I'm going to be running dozens of Amazon Web Service spot instances. They go up and down based on market price, and are good for workloads where you care more about cost than speed. I want to monitor their performance, tracking both generic system metrics and some specific metrics for my jobs.
The monitoring packages I'm familiar with require manual per-instance configuration, and expect systems to be up all the time. I'd like the machine to be able to add itself to the monitoring set, and if it is automatically terminated, I don't want that to be seen as a problem.
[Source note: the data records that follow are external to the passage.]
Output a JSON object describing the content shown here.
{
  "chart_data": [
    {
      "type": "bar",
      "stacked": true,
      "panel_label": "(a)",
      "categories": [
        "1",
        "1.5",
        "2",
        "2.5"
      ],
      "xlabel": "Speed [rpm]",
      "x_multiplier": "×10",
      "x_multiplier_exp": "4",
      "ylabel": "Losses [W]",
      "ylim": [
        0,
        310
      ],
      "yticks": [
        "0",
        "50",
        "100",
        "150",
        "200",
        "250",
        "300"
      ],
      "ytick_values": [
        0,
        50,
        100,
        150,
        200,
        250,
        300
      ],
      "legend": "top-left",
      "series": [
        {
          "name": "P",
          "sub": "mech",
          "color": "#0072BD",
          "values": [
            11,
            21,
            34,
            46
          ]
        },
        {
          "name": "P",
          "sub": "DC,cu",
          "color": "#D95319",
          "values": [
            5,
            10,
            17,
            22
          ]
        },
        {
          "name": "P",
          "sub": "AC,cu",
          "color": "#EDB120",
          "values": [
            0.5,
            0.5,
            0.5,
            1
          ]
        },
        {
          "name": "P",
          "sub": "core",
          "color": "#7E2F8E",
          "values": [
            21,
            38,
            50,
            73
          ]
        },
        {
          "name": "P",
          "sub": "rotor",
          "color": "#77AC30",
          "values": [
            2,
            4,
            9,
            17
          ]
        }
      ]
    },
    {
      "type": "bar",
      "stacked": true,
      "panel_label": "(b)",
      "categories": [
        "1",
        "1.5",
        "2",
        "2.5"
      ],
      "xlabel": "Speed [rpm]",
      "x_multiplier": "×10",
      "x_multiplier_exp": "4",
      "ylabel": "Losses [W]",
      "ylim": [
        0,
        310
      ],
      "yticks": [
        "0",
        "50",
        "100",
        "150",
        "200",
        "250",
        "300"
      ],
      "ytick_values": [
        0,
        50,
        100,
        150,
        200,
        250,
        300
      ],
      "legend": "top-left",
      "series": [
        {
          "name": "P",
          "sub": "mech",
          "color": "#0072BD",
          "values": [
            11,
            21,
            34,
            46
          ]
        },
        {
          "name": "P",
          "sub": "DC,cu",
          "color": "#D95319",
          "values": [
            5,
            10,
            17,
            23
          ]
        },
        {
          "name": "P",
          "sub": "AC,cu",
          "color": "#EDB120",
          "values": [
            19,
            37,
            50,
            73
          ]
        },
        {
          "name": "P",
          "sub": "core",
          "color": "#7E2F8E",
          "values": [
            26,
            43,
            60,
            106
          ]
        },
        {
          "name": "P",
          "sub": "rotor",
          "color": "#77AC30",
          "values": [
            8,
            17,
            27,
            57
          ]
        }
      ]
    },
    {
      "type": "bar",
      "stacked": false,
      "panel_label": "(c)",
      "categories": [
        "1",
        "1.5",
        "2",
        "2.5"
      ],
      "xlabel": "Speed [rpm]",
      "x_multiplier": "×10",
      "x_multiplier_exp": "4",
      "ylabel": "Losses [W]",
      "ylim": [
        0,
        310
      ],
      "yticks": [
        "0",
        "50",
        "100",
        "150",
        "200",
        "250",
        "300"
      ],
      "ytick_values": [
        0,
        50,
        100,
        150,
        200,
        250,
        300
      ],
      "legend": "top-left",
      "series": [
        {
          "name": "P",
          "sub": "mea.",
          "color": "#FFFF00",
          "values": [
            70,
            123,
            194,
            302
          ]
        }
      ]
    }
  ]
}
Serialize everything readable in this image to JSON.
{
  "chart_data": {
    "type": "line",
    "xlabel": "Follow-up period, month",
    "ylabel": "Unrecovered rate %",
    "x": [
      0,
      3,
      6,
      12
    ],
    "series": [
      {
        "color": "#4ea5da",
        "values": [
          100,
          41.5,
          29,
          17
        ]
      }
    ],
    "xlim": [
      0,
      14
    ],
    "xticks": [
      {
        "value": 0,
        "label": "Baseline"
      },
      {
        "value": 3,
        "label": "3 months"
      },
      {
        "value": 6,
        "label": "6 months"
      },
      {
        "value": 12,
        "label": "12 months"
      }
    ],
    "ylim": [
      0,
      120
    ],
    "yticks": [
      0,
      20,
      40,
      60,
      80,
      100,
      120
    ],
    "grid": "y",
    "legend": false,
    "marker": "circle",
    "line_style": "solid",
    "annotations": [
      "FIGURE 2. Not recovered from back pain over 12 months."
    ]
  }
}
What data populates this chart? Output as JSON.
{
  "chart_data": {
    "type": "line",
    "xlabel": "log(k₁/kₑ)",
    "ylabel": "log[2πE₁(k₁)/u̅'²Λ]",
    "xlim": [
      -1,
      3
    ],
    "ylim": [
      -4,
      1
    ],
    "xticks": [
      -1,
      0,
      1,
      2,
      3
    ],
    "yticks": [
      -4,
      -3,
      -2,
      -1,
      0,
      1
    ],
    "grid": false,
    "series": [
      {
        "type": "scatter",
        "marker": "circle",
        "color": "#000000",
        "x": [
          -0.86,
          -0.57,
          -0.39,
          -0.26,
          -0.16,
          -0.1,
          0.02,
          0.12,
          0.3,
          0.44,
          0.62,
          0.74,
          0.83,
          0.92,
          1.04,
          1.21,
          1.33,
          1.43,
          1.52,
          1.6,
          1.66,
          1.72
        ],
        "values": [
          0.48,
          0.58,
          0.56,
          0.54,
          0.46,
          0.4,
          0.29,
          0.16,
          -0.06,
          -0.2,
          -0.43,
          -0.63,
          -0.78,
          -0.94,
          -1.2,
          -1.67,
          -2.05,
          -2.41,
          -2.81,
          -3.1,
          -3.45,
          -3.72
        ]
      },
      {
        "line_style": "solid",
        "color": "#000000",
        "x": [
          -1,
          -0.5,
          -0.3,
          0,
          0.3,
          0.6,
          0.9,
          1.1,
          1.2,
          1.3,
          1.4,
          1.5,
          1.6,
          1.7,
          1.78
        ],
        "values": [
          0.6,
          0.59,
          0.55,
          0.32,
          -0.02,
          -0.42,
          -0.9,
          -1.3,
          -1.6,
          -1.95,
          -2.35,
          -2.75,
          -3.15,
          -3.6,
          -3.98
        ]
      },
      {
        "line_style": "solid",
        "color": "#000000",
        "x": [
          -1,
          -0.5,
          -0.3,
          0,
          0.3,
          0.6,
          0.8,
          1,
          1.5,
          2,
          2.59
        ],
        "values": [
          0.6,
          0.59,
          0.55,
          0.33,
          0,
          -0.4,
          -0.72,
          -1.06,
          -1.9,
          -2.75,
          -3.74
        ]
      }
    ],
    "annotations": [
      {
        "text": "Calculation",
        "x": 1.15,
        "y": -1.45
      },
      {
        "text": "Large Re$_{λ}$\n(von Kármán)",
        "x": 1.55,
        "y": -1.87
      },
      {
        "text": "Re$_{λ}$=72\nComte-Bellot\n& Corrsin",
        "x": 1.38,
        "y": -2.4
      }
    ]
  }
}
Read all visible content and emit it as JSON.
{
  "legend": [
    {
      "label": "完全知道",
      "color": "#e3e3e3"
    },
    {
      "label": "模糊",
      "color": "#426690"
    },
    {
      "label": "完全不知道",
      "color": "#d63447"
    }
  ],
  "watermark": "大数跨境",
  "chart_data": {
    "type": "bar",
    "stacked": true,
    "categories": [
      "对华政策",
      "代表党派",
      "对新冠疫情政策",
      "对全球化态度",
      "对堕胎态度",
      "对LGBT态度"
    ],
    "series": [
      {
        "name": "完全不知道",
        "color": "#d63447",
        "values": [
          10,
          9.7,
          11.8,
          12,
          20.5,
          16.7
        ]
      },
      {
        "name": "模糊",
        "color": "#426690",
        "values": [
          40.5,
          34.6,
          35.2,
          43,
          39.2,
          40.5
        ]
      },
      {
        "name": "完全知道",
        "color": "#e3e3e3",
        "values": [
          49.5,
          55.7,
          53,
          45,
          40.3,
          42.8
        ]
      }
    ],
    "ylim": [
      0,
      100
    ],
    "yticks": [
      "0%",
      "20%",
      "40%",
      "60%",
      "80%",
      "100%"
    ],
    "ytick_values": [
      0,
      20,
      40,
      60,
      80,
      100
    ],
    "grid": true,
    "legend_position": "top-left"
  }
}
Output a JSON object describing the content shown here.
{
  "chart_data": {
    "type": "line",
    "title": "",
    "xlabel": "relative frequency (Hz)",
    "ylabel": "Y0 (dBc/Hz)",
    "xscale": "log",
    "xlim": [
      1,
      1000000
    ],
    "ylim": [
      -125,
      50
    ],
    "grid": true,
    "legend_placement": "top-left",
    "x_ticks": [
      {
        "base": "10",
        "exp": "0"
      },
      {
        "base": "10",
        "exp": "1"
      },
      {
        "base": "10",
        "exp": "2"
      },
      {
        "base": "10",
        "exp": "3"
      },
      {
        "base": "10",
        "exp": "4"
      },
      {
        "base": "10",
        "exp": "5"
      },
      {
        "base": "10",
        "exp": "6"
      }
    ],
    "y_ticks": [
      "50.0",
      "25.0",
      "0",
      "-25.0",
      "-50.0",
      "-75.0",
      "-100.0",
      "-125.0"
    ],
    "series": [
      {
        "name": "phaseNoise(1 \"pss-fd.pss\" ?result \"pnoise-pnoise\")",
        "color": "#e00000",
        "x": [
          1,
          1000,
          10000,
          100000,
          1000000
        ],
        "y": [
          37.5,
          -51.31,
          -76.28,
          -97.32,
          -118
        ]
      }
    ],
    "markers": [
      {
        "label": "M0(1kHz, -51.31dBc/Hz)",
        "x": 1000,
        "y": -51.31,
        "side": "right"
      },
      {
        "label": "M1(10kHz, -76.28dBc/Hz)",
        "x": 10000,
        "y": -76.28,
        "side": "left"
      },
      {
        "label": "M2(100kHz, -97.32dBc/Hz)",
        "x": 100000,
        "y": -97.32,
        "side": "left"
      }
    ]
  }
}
I'd also like some rollup stats, like total tasks completed per hour across all machines.
What monitoring packages should I look at for this brave new world where a server might only exist for a few hours?
Take a look at Ganglia (http://ganglia.sourceforge.net/). The configuration file would be the same for all of your instances ("send metrics via UDP to host a.b.c.d"). You get a variety of basic system metrics out of the box, and it's very easy to collect new metrics (there's a "gmetric" command line tool for doing this, and you can also interface with the metric collection daemon via Python modules). You don't need to do any configuration on the server side to accept new metrics; It Just Works.
Note that Ganglia is a metric collection tool; it doesn't do any sort of alerting (but it's very easy to integrate with, say, Nagios if you want that kind of thing).
If Ganglia thinks your host is down it may stop displaying metrics (for that host), but they'll all come back when the server is back online. You can fake it out (i.e., make it thing a host is up when it's down) using the spoofing capabilities of the gmetric tool.
Ganglia uses rrdtool on the backend.
Don't know about total tasks completed per hour. You probably will want to create a plugin that does that. I'd suggest looking at Nagios Exchange. You'll see a lot of samples, one of which will be a good starting point. The problem is your up/down requirement will be a pain with Nagios and similar approaches. You need the customization available from Nagios plugins but in a cloud monitor model. Not sure if Cacti or Ganglia fits. Pretty sure appfirst can do this.